Spark >= 2.2
You can skip unix_timestamp and cast and use to_date or to_timestamp:
from pyspark.sql.functions import to_date, to_timestamp
df_test.withColumn("date", to_date("date", "dd-MMM-yy")).show()
## +---+----------+
## | id|      date|
## +---+----------+
## |  1|2015-07-14|
## |  2|2015-06-14|
## |  3|2015-10-11|
## +---+----------+
df_test.withColumn("date", to_timestamp("date", "dd-MMM-yy")).show()
## +---+-------------------+
## | id|               date|
## +---+-------------------+
## |  1|2015-07-14 00:00:00|
## |  2|2015-06-14 00:00:00|
## |  3|2015-10-11 00:00:00|
## +---+-------------------+
and then apply other datetime functions shown below.
Spark < 2.2
It is not possible to derive multiple top level columns in a single access. You can use structs or collection types with an UDF like this:
from pyspark.sql.types import StringType, StructType, StructField
from pyspark.sql import Row
from pyspark.sql.functions import udf, col
schema = StructType([
  StructField("day", StringType(), True),
  StructField("month", StringType(), True),
  StructField("year", StringType(), True)
])
def split_date_(s):
    try:
        d, m, y = s.split("-")
        return d, m, y
    except:
        return None
split_date = udf(split_date_, schema)
transformed = df_test.withColumn("date", split_date(col("date")))
transformed.printSchema()
## root
##  |-- id: long (nullable = true)
##  |-- date: struct (nullable = true)
##  |    |-- day: string (nullable = true)

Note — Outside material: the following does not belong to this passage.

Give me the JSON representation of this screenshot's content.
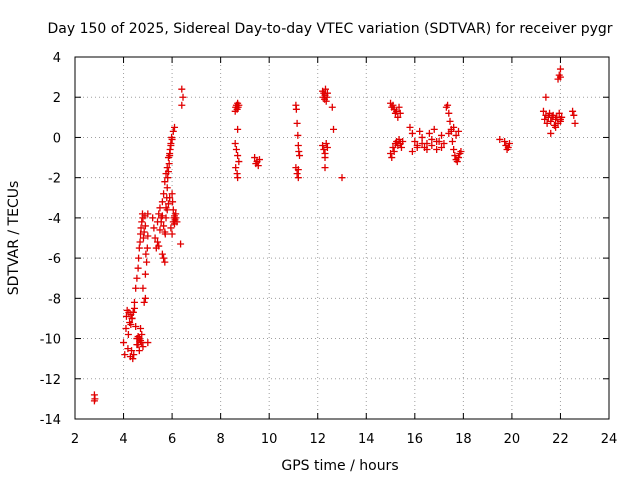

##  |    |-- month: string (nullable = true)
##  |    |-- year: string (nullable = true)
but it is not only quite verbose in PySpark, but also expensive.
For date based transformations you can simply use built-in functions:
from pyspark.sql.functions import unix_timestamp, dayofmonth, year, date_format
transformed = (df_test
    .withColumn("ts",
        unix_timestamp(col("date"), "dd-MMM-yy").cast("timestamp"))
    .withColumn("day", dayofmonth(col("ts")).cast("string"))
    .withColumn("month", date_format(col("ts"), "MMM"))
    .withColumn("year", year(col("ts")).cast("string"))
    .drop("ts"))
Similarly you could use regexp_extract to split date string.
See also Derive multiple columns from a single column in a Spark DataFrame
Note:
If you use version not patched against SPARK-11724 this will require correction after unix_timestamp(...) and before cast("timestamp").